Across both models, the high AUC (Area Under the Curve) and Gini scores reflect the strong discriminatory power of the tuned Gradient Boosting models. The small differences between the training and testing curves underscore the success of the tuning process, which improved model performance while ensuring robust generalization. Furthermore, the curves indicate a good balance between sensitivity (true positive rate) and specificity (true negative rate), demonstrating that the models maintain strong predictive accuracy across both classes.
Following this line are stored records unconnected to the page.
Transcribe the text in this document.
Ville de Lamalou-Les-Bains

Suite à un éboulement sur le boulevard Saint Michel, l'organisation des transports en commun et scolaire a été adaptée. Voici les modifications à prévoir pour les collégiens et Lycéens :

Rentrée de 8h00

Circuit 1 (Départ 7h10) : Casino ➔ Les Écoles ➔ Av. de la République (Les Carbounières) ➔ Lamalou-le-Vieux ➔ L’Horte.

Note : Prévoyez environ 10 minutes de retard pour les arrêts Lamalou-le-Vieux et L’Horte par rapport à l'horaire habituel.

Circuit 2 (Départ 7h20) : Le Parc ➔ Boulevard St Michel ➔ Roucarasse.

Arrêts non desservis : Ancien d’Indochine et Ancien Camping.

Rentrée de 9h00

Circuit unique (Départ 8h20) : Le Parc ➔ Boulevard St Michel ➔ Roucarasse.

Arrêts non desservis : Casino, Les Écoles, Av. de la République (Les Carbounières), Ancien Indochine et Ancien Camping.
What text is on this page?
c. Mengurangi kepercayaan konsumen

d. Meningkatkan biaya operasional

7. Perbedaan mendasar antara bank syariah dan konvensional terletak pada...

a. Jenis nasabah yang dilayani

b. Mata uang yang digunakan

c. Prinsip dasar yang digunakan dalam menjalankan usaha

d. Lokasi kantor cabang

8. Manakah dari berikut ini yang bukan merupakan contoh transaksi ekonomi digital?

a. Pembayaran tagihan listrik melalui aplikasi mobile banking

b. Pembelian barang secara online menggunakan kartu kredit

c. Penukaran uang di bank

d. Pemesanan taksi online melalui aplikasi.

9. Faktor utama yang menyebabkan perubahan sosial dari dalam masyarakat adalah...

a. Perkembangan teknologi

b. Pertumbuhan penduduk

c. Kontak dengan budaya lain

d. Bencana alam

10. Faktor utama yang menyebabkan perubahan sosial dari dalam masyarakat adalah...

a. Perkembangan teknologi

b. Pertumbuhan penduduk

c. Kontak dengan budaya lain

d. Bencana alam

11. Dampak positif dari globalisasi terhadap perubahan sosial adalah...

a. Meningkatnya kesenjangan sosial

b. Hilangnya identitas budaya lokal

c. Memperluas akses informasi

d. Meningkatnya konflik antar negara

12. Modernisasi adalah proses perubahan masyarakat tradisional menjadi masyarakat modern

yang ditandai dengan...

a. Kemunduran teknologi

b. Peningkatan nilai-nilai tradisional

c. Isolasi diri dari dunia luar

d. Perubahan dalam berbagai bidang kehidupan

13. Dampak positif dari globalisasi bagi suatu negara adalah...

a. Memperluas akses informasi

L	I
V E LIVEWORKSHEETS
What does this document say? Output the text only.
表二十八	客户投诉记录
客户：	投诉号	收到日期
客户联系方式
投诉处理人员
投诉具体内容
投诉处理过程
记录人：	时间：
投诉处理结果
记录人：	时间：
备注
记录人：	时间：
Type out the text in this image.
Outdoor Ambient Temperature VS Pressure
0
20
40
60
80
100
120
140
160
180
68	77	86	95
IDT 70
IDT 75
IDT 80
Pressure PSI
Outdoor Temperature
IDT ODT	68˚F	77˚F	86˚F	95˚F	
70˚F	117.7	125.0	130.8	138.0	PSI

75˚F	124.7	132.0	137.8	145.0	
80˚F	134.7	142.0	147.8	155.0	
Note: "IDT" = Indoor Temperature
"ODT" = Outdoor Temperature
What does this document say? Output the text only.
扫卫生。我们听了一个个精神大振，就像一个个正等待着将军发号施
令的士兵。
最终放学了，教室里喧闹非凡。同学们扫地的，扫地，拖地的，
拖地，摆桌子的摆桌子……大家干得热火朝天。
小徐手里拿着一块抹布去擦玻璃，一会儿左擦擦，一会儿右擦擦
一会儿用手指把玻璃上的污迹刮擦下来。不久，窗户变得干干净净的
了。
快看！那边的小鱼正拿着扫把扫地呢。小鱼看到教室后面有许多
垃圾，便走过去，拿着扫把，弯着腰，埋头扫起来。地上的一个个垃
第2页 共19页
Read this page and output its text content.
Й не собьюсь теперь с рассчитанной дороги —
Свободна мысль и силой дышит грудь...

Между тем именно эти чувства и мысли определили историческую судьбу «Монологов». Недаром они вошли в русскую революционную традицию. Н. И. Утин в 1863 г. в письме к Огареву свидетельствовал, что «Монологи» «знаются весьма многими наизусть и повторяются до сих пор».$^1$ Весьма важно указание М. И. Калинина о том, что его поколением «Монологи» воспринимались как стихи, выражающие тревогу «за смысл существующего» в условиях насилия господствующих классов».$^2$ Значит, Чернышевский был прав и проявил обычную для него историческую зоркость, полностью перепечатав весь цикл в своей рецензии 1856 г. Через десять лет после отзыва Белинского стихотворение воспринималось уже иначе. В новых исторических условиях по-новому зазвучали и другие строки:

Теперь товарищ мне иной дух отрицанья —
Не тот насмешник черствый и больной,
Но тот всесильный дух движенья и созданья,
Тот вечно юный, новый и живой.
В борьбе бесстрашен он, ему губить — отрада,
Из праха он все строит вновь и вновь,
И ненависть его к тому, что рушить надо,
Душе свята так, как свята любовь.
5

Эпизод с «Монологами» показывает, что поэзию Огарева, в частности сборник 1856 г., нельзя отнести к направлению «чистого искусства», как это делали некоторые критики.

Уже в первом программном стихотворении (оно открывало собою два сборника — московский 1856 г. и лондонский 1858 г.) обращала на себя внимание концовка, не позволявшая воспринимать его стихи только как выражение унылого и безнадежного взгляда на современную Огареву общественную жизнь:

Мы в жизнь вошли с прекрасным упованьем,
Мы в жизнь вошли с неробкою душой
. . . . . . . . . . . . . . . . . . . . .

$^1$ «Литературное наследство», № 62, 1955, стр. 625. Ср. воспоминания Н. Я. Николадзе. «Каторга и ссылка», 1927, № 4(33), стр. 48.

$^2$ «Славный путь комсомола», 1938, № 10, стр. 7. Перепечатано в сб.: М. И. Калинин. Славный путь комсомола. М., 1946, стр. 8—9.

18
In conclusion, the tuned Gradient Boosting models for 2-month and 6-month survival predictions exhibit excellent classification performance, effectively balancing sensitivity and specificity and generalizing well to unseen data. These results validate the effectiveness of the parameter tuning process in optimizing model performance.
Overall Results
results <- data.frame(
Algorithm = c(
"Classification Trees", "Classification Trees",
"Classification Trees (Pruned)", "Classification Trees (Pruned)",
"Bagging (Untuned)", "Bagging (Untuned)",
"Bagging (Tuned)", "Bagging (Tuned)",
"Boosting (Untuned)", "Boosting (Untuned)",
"Boosting (Tuned)", "Boosting (Tuned)"
),
Survival_Period = rep(c("2 Months", "6 Months"), 6),
Accuracy_Train = c(
0.9176, 0.9134, 0.9001, 0.8898,
0.9212, 0.9158, 0.9293, 0.9245,
0.9199, 0.9095, 0.9543, 0.9799
),
Accuracy_Test = c(
0.8889, 0.8841, 0.8812, 0.8705,
0.9020, 0.8942, 0.9067, 0.8984,
0.9033, 0.8960, 0.9267, 0.9168
),
Sensitivity_Train = c(
0.9231, 0.9210, 0.9014, 0.8917,
0.9256, 0.9203, 0.9362, 0.9306,
0.9182, 0.9104, 0.9590, 0.9810
),
Sensitivity_Test = c(
0.8731, 0.8647, 0.8703, 0.8602,
0.8903, 0.8857, 0.8980, 0.8910,
0.8931, 0.8931, 0.9289, 0.9250
),
Specificity_Train = c(
0.9120, 0.9052, 0.8988, 0.8876,
0.9167, 0.9114, 0.9220, 0.9186,
0.9216, 0.9087, 0.9496, 0.9788
),
Specificity_Test = c(
0.9054, 0.9035, 0.8920, 0.8809,
0.9134, 0.9026, 0.9147, 0.9059,
0.9138, 0.8991, 0.9245, 0.9084
)
)# Arranging and printting the results table
results <- results %>%
arrange(Algorithm, Survival_Period)
print(results)## Algorithm Survival_Period Accuracy_Train Accuracy_Test
## 1 Bagging (Tuned) 2 Months 0.9293 0.9067
## 2 Bagging (Tuned) 6 Months 0.9245 0.8984
## 3 Bagging (Untuned) 2 Months 0.9212 0.9020
## 4 Bagging (Untuned) 6 Months 0.9158 0.8942
## 5 Boosting (Tuned) 2 Months 0.9543 0.9267
## 6 Boosting (Tuned) 6 Months 0.9799 0.9168
## 7 Boosting (Untuned) 2 Months 0.9199 0.9033
## 8 Boosting (Untuned) 6 Months 0.9095 0.8960
## 9 Classification Trees 2 Months 0.9176 0.8889
## 10 Classification Trees 6 Months 0.9134 0.8841
## 11 Classification Trees (Pruned) 2 Months 0.9001 0.8812
## 12 Classification Trees (Pruned) 6 Months 0.8898 0.8705
## Sensitivity_Train Sensitivity_Test Specificity_Train Specificity_Test
## 1 0.9362 0.8980 0.9220 0.9147
## 2 0.9306 0.8910 0.9186 0.9059
## 3 0.9256 0.8903 0.9167 0.9134
## 4 0.9203 0.8857 0.9114 0.9026
## 5 0.9590 0.9289 0.9496 0.9245
## 6 0.9810 0.9250 0.9788 0.9084
## 7 0.9182 0.8931 0.9216 0.9138
## 8 0.9104 0.8931 0.9087 0.8991
## 9 0.9231 0.8731 0.9120 0.9054
## 10 0.9210 0.8647 0.9052 0.9035
## 11 0.9014 0.8703 0.8988 0.8920
## 12 0.8917 0.8602 0.8876 0.8809write.csv(results, "model_performance_summary.csv", row.names = FALSE)CONCLUSION
Boosting (Tuned) for 2 Months & 6 Months seems to be the best model based on the highest values of accuracy, sensitivity, and specificity on the test set. It balances performance on both positive and negative cases effectively, with the highest test sensitivity and specificity. Therefore, for overall performance, Boosting Tuned would be the best with a better trade-off.